Fugro received $3.5 million from the state government last year and $4.5 million from the Australian Space Agency to set up the complex.
Houston-based lunar program operator Intuitive Machines is an early partner to the Space Automation, AI and Robotics Control Complex (SpAARC). SpAARC will integrate into the American firm’s space operations and support its missions from January 2023.
Intuitive machines has three NASA contracts to deliver payloads to the moon, and describes itself as the “most NASA-awarded commercial lunar program”.
SpAARC space systems director Dawn McIntosh told Australia in Space Magazine earlier this year that collaborating with companies in the Northern Hemisphere can allow operations to continue as they sleep.
Deputy Premier and science minister Roger Cook described the opening of the complex as a “historic moment for Western Australia’s space industry”.
“We are a world-leader in terrestrial remote operations across the resources sector, and now is the time to utilise that experience and expertise to support the burgeoning space industry,” Mr Cook said.
“We are seizing the opportunity to transform WA into a global space and technology hub that attracts the best and brightest talent, and accelerates the diversification of our economy.”
Earlier this year, Western Australia’s chief scientist Peter Klinken participated in two of the state’s innovation trade missions to Europe and the United States.
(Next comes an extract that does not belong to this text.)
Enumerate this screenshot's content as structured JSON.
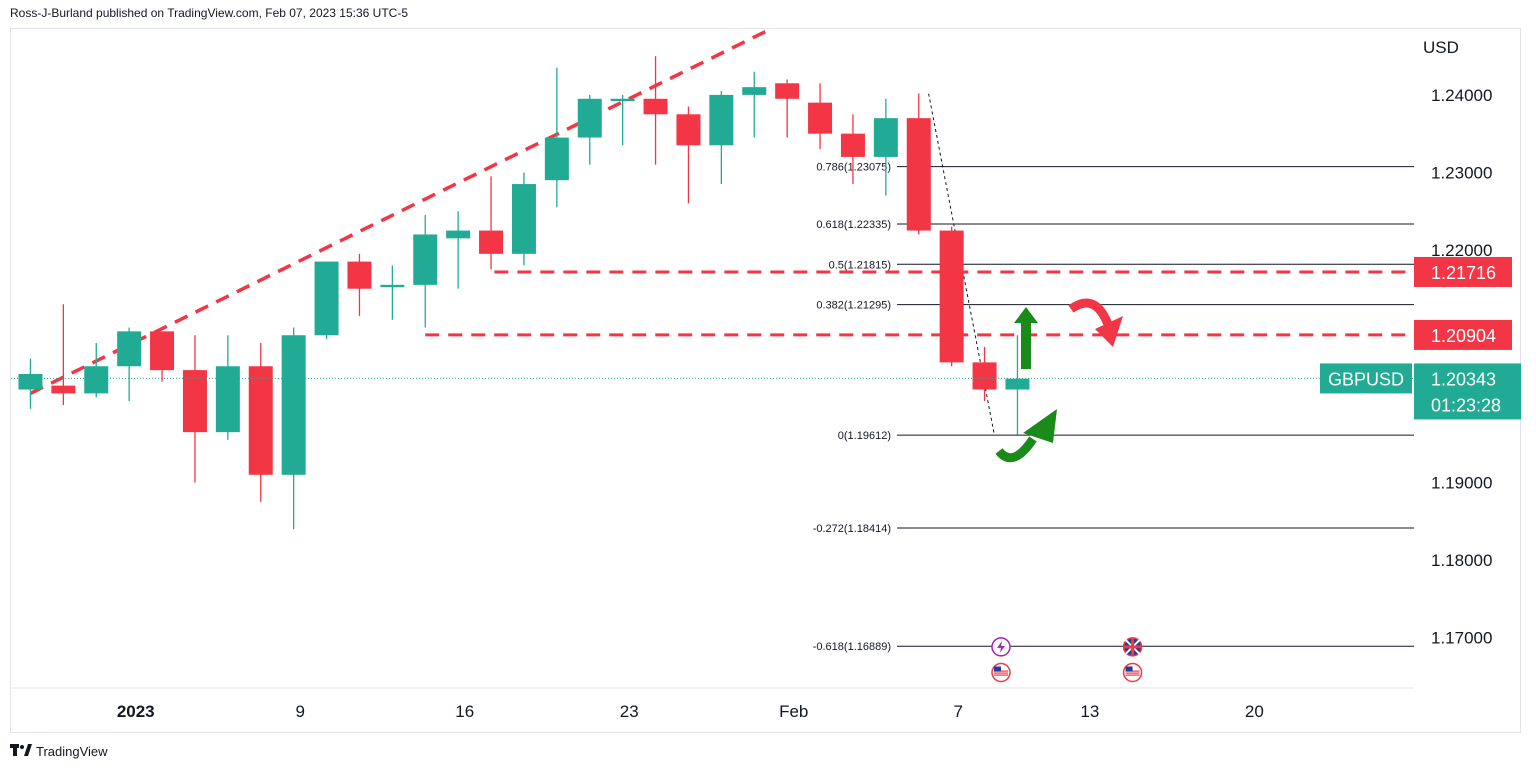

On his return, he told InnovationAus.com that companies in the United States were particularly surprised by how advanced remote operations, robotics, automation, and space technology is in Western Australia.
SpAARC funding from the Australian Space Agency was provided through the $19.5 million Space Infrastructure Fund. The fund aimed to support seven infrastructure projects with common-user platforms that had yet to be provided through the private sector alone.
This includes the Australian Space Data Analysis Facility, which received $1.5 million through the fund and $500,000 from the state government.
In the 2022-23 state Budget, Curtin University’s Binar Space smallsat program received $2.5 million while the Australian Remote Operations for Space and Earth industry consortium received $4 million. Fugro is a founding member of the consortium.